Opening hours are loosely managed in Estonia. Larger supermarkets, which are also always found in shopping centers, are typically open from 8 am to 10 pm, often longer. Even on Sunday, these stores are usually open only a little shorter. In addition, there are almost no holidays when everything is closed. The most likely time to expect reduced hours is around 6/24, St. John’s Day. This is different for small stores, which also close on weekdays between 6 and 8 p.m. and on Sundays in Estonia. On the other hand, it is common for smaller institutions like village museums to open only on request, in which case you will find a note with a mobile phone number somewhere.
There are no differences to most European countries both in terms of mains voltage and in terms of the sockets used. Nevertheless, we recommend the use of a travel adapter if You are from outside of Europe.

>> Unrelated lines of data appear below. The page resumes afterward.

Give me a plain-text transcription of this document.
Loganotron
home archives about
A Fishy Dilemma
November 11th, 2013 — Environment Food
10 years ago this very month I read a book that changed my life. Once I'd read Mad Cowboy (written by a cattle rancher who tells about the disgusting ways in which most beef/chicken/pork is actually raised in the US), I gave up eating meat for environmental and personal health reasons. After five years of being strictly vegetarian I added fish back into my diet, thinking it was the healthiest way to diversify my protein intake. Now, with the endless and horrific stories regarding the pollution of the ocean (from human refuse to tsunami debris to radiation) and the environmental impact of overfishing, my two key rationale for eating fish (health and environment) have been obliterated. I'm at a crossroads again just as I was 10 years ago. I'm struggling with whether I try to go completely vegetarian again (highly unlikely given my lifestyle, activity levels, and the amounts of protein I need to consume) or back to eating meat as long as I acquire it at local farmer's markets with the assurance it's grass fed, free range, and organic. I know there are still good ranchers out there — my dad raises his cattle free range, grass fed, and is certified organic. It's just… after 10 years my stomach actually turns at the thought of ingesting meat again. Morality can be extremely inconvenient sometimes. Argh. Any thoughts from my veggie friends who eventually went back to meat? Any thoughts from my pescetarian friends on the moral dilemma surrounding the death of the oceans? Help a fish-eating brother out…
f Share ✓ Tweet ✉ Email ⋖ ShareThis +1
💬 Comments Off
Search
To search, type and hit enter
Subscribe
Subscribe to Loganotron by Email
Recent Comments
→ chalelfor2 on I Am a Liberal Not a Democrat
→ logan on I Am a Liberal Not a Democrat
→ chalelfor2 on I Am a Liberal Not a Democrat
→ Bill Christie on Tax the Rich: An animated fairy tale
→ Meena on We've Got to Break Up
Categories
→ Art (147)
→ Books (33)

Tap water can be drunk everywhere without hesitation, but in some parts of the country it smells somewhat of chlorine or slightly musty.
Estonia has a time difference of +1 hour compared to Central European Standard Time and thus the same time zone as Finland, Latvia, Lithuania or Ukraine. The daylight saving time regulation is uniform throughout the EU, i.e. there remains a difference of one hour, regardless of whether it is daylight saving time or standard time.